Rohrleitungssysteme & Dichtungen Rührwerke zuverlässig abdichten

14.09.2015

Für den sicheren Betrieb eines Rührwerks ist das Abdichten der drehenden Rührwelle im Durchgang durch eine Behälterwand elementar. Abhängig von Druck, Temperatur oder Drehzahl kommen unterschiedliche Dichtprinzipien zum Einsatz. Deren Vergleich im Hinblick auf rührwerksspezifische Anforderungen zeigt die Vorteile der Gleitringdichtungstechnik gegenüber anderen Dichtprinzipien. Insbesondere, wenn toxische, korrosive oder brennbare Medien gerührt werden, ist der Einsatz einer Gleitringdichtung nahezu zwingend.

Einfachwirkende Gleitringdichtungen werden als Maschinenbauteil in einer kompletten Einheit eingesetzt und vor allem auch als solche ausgetauscht.
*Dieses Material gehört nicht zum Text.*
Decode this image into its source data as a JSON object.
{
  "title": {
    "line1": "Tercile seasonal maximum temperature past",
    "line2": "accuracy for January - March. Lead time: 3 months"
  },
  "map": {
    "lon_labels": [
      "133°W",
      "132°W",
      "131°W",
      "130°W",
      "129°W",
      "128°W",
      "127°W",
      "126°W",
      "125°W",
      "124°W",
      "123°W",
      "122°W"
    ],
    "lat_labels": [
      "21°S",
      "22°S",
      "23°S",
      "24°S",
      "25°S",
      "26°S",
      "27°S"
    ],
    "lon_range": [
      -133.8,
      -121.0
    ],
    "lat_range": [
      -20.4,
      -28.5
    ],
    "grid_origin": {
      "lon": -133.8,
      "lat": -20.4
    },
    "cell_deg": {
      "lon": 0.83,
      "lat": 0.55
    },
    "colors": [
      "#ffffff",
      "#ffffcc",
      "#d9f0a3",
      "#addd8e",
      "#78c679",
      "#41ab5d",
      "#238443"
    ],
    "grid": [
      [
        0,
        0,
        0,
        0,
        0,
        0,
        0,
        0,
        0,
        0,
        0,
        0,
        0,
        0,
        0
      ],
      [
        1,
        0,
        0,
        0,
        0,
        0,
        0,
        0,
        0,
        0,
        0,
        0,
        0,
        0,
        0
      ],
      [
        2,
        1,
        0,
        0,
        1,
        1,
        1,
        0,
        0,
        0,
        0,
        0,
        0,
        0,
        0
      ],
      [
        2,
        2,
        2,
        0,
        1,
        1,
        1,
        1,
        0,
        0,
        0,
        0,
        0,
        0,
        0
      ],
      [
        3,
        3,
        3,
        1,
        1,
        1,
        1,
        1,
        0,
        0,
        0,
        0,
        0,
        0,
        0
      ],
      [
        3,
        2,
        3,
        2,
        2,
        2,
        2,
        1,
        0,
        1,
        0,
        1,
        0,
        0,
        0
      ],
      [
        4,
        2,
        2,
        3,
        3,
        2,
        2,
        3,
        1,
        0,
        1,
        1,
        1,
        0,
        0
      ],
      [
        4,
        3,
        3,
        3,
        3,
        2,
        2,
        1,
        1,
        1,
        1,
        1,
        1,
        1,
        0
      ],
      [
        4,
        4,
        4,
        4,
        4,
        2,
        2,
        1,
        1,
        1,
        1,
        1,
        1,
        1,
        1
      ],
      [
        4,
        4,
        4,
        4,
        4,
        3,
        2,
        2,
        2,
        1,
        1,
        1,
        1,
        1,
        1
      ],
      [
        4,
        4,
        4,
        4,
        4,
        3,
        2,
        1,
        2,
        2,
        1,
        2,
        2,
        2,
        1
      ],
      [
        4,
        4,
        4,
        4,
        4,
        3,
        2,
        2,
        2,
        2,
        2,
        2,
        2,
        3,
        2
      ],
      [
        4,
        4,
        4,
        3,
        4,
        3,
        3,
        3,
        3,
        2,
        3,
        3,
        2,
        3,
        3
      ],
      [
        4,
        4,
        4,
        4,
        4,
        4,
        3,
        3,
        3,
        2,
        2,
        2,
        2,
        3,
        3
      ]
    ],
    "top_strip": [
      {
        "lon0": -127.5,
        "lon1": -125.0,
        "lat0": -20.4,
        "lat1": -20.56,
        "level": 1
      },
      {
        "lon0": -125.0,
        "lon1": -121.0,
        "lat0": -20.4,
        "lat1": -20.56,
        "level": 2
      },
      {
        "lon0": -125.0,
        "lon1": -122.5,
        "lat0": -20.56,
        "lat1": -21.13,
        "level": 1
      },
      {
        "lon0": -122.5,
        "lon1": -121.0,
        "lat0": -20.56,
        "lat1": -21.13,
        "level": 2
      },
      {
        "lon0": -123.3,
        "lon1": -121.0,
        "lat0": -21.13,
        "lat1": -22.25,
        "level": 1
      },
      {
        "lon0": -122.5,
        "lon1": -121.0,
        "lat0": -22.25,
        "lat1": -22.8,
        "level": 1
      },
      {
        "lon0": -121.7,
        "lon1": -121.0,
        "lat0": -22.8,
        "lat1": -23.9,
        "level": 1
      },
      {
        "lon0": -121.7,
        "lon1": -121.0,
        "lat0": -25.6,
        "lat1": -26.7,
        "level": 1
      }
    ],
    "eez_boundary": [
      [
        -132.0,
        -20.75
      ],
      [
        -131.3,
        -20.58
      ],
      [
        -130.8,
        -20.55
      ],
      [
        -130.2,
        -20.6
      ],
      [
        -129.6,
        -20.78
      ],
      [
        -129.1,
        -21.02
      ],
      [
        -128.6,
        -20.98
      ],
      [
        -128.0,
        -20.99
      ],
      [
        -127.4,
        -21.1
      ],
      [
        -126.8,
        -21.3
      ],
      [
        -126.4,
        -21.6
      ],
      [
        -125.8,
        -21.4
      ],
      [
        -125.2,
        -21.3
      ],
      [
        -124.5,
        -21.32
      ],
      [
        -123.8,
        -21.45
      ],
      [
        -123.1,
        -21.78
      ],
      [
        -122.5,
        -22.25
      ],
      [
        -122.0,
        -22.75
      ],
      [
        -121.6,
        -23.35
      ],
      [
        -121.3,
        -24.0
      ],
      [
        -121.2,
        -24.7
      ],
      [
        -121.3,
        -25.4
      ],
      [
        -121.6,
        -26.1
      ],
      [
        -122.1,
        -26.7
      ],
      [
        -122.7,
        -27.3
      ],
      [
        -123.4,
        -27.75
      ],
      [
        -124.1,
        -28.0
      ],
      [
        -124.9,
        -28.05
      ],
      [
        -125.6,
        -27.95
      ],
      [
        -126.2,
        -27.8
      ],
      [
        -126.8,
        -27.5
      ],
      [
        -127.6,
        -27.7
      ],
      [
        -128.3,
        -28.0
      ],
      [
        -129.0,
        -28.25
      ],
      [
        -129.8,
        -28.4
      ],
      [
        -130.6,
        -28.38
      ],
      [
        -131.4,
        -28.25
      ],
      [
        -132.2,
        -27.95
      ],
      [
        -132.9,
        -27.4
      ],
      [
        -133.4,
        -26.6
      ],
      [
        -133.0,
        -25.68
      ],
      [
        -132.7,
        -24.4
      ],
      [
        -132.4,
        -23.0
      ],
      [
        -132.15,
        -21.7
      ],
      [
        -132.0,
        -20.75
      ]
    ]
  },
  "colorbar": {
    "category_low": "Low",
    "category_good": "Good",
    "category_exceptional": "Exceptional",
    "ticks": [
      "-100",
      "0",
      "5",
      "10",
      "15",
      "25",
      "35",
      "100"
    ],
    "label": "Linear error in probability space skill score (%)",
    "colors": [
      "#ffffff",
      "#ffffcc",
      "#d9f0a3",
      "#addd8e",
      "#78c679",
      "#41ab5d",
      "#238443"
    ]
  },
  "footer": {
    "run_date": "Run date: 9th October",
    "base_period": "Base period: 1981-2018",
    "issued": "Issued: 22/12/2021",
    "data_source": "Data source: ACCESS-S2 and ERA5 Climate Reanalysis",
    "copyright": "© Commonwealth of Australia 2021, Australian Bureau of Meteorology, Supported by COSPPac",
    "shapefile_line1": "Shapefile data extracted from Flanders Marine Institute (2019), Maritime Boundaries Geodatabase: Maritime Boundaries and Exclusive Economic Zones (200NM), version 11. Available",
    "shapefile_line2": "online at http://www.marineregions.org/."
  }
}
Die Fachwelt spricht hierbei von „Cartridges“, die von der Instandhaltung auch als solche beschafft und bevorratet werden.

Bei erhöhten Anforderungen hinsichtlich der Betriebsbedingungen oder dem Gefährdungspotenzial der gerührten Medien kommen doppelt- oder dreifachwirkende Gleitringdichtungen zum Einsatz. Diese können aufgrund ihrer Komplexität nicht mehr als einfache Komponente bezeichnet werden, hier sprechen die Experten von Gleitringdichtungssystemen. Ein solches System besteht ebenfalls aus einer Gleitringdichtungs-Cartridge, hinzu kommt jedoch die Bevorratung und Druckhaltung der Sperrflüssigkeit, bei Bedarf eine Kühlung oder Heizung zum Einstellen der Betriebstemperatur in der Dichtung sowie die Verrohrung, Instrumentierung und Befestigung dieser Bauteile. Gegebenenfalls zählt dazu noch ein Sperrflüssigkeits-Nachfüllsystem. Nur mit dem auf den individuellen Anwendungsfall konzipierten Gleitringdichtungssystem kann eine sichere Abdichtung des Behälterinhalts erzielt und aufrechterhalten werden.

Versorgungssysteme

Eine Dichtung gilt als technisch dicht, wenn der Druck in der Sperrkammer immer höher als der Behälterdruck ist. Deshalb sind die Versorgung mit Sperrflüssigkeit und die Druckhaltung von primärer sicherheitstechnischer Bedeutung. Dies wird durch die Versorgungssysteme gewährleistet. Folgende Anforderungen müssen von Versorgungssystemen erfüllt werden, um eine zuverlässige Funktion der Gleitringdichtung zu gewährleisten:

  • Druckhaltung: Zur Druckhaltung in der Sperrkammer können alternativ Sperrflüssigkeits-Durchflusssysteme oder Druckübersetzeranordnungen eingesetzt werden.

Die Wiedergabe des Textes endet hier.